If you run the test in a loop grepping for Average you can see it.

Comment 3 Mark Gray 2021-10-13 17:15:14 UTC
These are the results I see:

********* Test Case 1 *********
`$ for i in {1..10}; do make check-perf TESTSUITEFLAGS="1" | grep "Average (northd"; done
  Average (northd-loop in msec): 127.422379
  Average (northd-loop in msec): 119.656266
  Average (northd-loop in msec): 59.249756
  Average (northd-loop in msec): 111.437500
  Average (northd-loop in msec): 116.752015
  Average (northd-loop in msec): 110.089783
  Average (northd-loop in msec): 128.250003
  Average (northd-loop in msec): 114.156252
  Average (northd-loop in msec): 137.252017
  Average (northd-loop in msec): 119.343783
`

********* Test Case 5 *********
`
$ for i in {1..10}; do make check-perf TESTSUITEFLAGS="5" | grep "Average (northd"; done
  Average (northd-loop in msec): 728.265642
  Average (northd-loop in msec): 753.437517
  Average (northd-loop in msec): 721.379891
  Average (northd-loop in msec): 743.377024
  Average (northd-loop in msec): 709.804704
  Average (northd-loop in msec): 731.797876
  Average (northd-loop in msec): 747.079173
  Average (northd-loop in msec): 715.250008
  Average (northd-loop in msec): 711.859383
  Average (northd-loop in msec): 711.281258
`

I think the variance is not relative to the overall Average but is an absolute variance. To me it looks like +/- 25ms instead of +/- 20%. In "Test Case 1", the average loop time is a lot shorter than "Test Case 5" but the absolute variance is about the same. IMO, that is probably due to general operating system noise (scheduler, paging, etc) and I wouldn't expect us to be able to get much better than that without tuning the operating system. As our current loop time is some real deployments is ~10 seconds, maybe we could modify the tests to model something like that or, alternatively, we could remove the tests - if they do not add value.

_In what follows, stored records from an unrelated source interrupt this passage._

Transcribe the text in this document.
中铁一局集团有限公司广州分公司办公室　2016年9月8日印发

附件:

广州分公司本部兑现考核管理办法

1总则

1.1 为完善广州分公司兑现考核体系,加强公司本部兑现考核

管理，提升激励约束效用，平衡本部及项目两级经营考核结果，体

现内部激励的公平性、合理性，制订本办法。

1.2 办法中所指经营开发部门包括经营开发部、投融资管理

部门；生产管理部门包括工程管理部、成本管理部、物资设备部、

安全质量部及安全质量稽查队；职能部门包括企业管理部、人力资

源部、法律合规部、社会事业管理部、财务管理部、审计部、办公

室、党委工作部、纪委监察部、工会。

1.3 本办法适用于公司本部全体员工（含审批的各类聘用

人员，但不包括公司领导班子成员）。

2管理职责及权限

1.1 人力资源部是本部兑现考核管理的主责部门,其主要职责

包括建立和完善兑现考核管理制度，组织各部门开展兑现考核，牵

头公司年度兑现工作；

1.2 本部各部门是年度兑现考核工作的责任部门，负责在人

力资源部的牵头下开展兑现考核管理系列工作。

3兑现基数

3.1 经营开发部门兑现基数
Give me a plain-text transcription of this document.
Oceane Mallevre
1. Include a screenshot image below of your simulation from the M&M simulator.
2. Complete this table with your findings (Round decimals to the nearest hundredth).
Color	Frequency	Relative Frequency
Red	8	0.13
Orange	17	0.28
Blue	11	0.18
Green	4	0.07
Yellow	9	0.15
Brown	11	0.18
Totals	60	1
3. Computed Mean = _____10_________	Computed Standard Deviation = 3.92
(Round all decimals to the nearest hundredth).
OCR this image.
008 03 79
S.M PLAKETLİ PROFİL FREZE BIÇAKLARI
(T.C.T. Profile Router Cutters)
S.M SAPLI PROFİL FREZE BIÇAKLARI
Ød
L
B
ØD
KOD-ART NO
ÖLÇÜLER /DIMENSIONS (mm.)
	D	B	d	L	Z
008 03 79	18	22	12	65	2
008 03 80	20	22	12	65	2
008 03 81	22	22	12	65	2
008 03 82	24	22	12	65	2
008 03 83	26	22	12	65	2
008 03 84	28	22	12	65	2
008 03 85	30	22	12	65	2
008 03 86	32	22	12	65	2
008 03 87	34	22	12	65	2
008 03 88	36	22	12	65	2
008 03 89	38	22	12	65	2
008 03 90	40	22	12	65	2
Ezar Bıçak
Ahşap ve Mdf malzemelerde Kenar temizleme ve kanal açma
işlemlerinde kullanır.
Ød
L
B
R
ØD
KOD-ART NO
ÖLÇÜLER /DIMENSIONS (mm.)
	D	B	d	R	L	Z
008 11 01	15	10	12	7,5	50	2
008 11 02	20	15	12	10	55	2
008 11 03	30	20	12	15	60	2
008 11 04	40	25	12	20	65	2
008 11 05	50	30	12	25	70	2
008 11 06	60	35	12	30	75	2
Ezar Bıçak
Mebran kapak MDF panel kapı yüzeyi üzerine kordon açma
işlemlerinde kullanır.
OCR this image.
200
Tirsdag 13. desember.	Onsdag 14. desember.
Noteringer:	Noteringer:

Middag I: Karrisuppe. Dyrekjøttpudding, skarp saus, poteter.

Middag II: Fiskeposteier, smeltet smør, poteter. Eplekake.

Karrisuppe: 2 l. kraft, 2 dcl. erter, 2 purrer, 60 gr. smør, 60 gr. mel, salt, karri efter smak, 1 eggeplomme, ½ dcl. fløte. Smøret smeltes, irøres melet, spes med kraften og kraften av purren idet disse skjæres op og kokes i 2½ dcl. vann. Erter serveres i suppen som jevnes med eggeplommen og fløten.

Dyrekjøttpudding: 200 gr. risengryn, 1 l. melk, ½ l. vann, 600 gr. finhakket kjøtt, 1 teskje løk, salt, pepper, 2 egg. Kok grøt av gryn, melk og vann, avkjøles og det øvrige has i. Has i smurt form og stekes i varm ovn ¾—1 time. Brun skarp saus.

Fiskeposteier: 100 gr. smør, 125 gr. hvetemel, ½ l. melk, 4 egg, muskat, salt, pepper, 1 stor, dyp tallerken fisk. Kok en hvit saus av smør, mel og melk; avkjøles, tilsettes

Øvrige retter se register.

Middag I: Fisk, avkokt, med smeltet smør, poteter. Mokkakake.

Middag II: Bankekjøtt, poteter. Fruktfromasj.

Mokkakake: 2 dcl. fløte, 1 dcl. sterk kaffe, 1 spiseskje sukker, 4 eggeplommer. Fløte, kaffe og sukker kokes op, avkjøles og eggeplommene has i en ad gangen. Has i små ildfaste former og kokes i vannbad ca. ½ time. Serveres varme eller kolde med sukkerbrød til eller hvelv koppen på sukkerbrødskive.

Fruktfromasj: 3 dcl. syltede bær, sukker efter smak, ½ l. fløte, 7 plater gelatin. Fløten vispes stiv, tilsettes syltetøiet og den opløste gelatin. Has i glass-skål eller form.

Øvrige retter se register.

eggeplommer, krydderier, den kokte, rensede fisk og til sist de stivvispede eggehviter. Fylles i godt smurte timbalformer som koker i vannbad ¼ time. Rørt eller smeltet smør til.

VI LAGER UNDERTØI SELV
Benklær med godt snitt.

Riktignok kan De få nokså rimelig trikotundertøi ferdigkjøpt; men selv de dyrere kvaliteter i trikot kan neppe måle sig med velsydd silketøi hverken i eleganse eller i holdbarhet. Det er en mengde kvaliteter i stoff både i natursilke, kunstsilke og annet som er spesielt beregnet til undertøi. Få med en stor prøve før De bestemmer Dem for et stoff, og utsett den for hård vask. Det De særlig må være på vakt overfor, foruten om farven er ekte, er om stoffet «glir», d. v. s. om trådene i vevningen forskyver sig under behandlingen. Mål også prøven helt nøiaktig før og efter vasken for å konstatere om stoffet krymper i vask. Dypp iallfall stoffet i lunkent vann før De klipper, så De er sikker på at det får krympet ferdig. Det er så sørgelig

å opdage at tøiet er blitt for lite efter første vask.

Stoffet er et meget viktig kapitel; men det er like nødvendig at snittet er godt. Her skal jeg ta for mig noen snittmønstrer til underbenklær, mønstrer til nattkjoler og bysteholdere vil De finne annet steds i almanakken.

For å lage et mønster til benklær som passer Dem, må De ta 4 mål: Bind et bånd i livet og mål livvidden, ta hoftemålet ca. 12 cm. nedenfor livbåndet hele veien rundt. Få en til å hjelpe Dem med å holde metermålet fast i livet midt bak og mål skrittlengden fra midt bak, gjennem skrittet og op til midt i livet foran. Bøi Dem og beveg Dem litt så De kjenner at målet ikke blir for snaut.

Comment 5 OVN Bot 2024-02-14 21:13:48 UTC
This issue is being closed as an automatic process due to the issue's age. If you wish to re-open this issue, please do so in Jira (https://issues.redhat.com) in the 'FDP' project. Please be sure to set the component to the latest OVN version where this issue is known to occur. If this is a feature request or improvement, please set the component to 'OVN'.